August 5, 2021:
Salerno Cathedral

Like Jews before her time and after, Rebecca is a refugee. Naturally, in concert with the overarching theme of her search for a safe place to be her home, this chronicle of Rebecca’s adventures after Ivanhoe has a distinct geographic flavor. Most of this book takes place in Salerno, now a part of southern Italy—but during Rebecca’s time, it was part of the Kingdom of Sicily. I was fortunate to be able to spend a day in Salerno in Oct. 2015, and got a taste of the place where Rebecca resumed the pursuit of her life goals.

According to the guidebooks, Salerno today is a city that doesn’t have much to offer any tourist. In fact, Salerno sounds kind of depressed. While touring the tourist meccas of Naples, Sorrento, and the Amalfi Coast, my husband and I figured that spending the day in a depressed city was not a terrible sacrifice for research purposes.

Depressed? The vibrant city we got to explore came as a pleasant surprise—and did not match any definition I’d give credence to of  “depressed”. The eleventh-century cathedral was breathtaking (the courtyard can be seen in the banner of my website, above)—with mosaic tiles and gold in almost overwhelming displays.

Despite its difficult past—a Lombard city conquered by the Normans and the Hohenstaufens, later dominated by Spain, site of Allied landings during World War II, and hit by devastating earthquakes and plagues, Salerno is nonetheless alive and flourishing.

In my novel, what drew Rebecca to  Salerno was its medical school. In medieval times, this school was unique as a place where men and women—Christians, Muslims, and Jews— could study together. Started in the eighth century by four men who followed these diverse faiths, the school lasted until the nineteenth. What then drew me to Salerno was the new interactive museum about…the medical school! At that time, it was open only a few hours several times a week and had a small number of interactive exhibits. According to my latest forays on-line, the museum is open a few more hours and is still very much a work in progress.

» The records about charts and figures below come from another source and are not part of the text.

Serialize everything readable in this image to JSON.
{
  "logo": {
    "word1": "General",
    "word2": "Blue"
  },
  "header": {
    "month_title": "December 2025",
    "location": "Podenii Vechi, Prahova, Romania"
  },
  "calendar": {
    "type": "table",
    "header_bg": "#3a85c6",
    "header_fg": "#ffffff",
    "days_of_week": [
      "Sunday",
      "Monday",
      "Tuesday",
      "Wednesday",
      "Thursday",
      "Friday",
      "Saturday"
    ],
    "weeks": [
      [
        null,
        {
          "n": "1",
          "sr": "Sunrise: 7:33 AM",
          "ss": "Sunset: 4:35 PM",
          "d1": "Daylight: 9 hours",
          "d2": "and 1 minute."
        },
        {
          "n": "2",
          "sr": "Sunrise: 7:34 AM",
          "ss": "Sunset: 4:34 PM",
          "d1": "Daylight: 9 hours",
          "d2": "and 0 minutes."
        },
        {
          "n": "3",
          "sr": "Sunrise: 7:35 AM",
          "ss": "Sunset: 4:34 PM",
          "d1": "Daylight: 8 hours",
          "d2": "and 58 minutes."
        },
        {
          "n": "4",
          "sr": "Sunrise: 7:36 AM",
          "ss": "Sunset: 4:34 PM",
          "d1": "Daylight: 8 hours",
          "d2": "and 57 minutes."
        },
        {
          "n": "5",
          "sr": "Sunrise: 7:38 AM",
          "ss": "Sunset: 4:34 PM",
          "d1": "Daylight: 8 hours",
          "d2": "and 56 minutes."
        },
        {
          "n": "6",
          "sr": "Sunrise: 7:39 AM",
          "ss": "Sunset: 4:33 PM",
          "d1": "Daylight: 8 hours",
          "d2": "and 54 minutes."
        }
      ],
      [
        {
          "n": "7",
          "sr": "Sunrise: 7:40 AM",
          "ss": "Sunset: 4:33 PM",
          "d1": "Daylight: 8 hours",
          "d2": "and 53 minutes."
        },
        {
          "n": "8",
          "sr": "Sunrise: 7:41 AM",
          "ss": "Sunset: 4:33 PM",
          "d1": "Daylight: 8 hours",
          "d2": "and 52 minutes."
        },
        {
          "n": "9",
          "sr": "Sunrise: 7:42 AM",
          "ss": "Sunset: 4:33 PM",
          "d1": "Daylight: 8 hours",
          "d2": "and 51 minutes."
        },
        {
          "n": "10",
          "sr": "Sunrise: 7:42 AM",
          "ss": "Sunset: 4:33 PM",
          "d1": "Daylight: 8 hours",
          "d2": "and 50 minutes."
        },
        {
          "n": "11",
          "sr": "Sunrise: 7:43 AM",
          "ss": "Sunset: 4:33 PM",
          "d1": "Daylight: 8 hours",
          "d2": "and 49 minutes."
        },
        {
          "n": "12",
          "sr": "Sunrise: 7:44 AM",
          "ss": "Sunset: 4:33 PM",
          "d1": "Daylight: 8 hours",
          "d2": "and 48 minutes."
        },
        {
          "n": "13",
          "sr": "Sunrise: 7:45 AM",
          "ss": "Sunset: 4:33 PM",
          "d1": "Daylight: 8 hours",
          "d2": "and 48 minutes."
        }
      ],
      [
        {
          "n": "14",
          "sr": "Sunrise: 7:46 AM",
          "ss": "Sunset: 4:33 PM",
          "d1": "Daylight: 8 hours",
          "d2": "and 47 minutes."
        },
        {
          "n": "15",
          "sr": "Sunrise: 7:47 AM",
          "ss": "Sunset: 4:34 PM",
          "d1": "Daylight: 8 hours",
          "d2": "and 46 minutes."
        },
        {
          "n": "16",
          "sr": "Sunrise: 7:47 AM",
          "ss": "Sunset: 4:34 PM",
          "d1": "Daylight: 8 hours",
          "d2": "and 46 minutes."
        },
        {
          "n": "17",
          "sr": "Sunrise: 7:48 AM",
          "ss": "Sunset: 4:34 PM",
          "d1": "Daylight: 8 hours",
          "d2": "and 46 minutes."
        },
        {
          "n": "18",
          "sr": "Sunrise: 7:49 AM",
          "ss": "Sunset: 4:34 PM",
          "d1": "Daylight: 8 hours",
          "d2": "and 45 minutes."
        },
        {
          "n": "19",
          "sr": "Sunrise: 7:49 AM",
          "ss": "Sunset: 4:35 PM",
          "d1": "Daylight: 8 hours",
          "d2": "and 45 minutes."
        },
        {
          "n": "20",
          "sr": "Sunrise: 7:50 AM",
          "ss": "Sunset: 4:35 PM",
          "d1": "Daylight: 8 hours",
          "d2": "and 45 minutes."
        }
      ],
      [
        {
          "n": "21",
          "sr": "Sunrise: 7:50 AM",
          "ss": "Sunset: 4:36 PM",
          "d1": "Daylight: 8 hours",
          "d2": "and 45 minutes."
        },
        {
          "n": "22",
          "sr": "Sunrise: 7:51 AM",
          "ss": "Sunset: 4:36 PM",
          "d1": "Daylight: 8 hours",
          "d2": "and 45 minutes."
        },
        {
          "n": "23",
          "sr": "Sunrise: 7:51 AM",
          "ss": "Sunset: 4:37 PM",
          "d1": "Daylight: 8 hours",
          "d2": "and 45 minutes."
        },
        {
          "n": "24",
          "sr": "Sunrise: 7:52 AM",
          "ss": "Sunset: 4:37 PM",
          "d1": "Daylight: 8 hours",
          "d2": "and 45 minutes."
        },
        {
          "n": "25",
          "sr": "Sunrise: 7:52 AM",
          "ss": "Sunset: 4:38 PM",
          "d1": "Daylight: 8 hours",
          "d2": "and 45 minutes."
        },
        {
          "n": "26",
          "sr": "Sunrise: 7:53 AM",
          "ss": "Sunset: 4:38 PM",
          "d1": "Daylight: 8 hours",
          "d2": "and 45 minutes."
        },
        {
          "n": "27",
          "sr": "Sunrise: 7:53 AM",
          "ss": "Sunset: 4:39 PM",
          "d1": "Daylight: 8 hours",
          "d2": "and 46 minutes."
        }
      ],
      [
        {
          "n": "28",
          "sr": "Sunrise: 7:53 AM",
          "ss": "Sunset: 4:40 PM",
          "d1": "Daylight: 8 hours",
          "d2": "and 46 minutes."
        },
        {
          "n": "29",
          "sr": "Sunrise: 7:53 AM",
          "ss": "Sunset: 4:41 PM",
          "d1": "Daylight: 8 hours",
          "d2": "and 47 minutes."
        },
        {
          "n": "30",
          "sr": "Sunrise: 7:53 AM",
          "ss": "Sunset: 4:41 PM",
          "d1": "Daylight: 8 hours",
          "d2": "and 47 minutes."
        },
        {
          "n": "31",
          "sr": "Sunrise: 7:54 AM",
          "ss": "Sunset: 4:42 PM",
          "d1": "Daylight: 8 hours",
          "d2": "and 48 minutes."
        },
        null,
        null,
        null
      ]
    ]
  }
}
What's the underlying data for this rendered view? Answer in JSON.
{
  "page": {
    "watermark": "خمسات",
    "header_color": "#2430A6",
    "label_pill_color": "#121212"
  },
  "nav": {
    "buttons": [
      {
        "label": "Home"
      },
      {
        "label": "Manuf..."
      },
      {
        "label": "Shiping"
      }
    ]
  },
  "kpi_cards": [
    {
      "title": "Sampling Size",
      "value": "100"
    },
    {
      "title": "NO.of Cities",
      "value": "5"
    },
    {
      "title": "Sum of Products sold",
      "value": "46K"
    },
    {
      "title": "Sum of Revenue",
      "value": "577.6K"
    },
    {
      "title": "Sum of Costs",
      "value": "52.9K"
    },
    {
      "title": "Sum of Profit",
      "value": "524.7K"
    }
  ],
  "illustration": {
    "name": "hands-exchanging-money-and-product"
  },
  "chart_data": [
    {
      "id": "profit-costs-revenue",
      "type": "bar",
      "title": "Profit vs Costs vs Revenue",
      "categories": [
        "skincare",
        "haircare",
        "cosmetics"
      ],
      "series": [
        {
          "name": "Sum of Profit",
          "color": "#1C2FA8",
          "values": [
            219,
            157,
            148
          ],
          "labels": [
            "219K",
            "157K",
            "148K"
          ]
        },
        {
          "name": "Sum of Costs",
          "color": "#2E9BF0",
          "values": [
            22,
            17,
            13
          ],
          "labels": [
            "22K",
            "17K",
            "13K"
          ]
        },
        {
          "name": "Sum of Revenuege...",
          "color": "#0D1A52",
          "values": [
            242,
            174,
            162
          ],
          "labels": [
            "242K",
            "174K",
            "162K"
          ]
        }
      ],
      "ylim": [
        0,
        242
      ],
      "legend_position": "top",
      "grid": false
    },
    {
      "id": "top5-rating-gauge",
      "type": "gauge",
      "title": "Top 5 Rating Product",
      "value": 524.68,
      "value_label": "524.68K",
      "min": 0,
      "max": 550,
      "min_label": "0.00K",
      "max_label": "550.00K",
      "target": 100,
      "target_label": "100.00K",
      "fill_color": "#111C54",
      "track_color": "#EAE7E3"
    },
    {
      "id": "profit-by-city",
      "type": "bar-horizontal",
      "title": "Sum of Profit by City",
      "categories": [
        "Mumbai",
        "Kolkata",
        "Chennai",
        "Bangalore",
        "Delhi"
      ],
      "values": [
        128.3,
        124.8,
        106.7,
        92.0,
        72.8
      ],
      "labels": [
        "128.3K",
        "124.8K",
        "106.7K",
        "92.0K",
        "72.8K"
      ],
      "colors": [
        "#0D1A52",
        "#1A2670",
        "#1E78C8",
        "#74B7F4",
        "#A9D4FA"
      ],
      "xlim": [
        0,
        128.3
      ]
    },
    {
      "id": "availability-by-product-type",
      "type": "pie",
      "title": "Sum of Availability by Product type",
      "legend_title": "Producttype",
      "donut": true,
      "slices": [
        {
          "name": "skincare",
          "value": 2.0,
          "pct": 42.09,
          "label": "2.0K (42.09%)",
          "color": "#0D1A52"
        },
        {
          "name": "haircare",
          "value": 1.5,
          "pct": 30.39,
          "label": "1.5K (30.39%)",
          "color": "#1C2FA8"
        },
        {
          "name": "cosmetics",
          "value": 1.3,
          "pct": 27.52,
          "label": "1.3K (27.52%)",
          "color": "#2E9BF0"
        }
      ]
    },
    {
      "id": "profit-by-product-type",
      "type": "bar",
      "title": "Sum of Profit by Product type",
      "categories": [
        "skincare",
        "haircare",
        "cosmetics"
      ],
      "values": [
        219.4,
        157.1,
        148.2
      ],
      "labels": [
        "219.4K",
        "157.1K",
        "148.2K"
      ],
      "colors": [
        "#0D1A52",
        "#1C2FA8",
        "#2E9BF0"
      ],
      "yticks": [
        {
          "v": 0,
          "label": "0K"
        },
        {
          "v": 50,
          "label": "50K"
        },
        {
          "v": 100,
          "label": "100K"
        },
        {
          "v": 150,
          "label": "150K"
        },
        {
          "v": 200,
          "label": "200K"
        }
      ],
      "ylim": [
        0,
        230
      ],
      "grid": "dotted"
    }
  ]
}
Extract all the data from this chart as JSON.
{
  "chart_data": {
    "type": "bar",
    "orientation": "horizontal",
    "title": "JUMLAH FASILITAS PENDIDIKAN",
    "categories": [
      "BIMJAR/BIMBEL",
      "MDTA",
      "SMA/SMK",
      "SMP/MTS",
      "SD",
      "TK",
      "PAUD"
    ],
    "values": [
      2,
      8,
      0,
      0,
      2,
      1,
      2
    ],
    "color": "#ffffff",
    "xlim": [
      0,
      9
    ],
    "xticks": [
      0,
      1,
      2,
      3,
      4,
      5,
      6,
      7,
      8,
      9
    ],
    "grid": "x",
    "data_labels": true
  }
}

While there, I asked the young woman guide questions. Though I’d been studying Italian, my command of that language and her English did not suffice to accomplish any real exchange of information. She summoned the museum’s director. Fortunately, we found a common language in French, and I learned a lot. One of the museum’s challenges is that over the centuries, much of their material and artifacts were dispersed to other museums, which are not cooperative about returning them to their home. The director graced me with a lovely book about the museum. 

On Salerno’s waterfront

In addition to enjoying the museum, the gorgeous cathedral, lively streets, and some delicious morning pastries, Lee and I strolled along the seaside promenade.  We enjoyed a bistro lunch served by an ex-pat waiter from Boston, who’d come to and settled in Salerno several decades before and reconnected with family.

For me, most of all, it was a thrill to be on streets, seeing sights that my Rebecca may also have viewed. If you’re ever in that part of the world, I totally recommend a visit to “depressed” Salerno.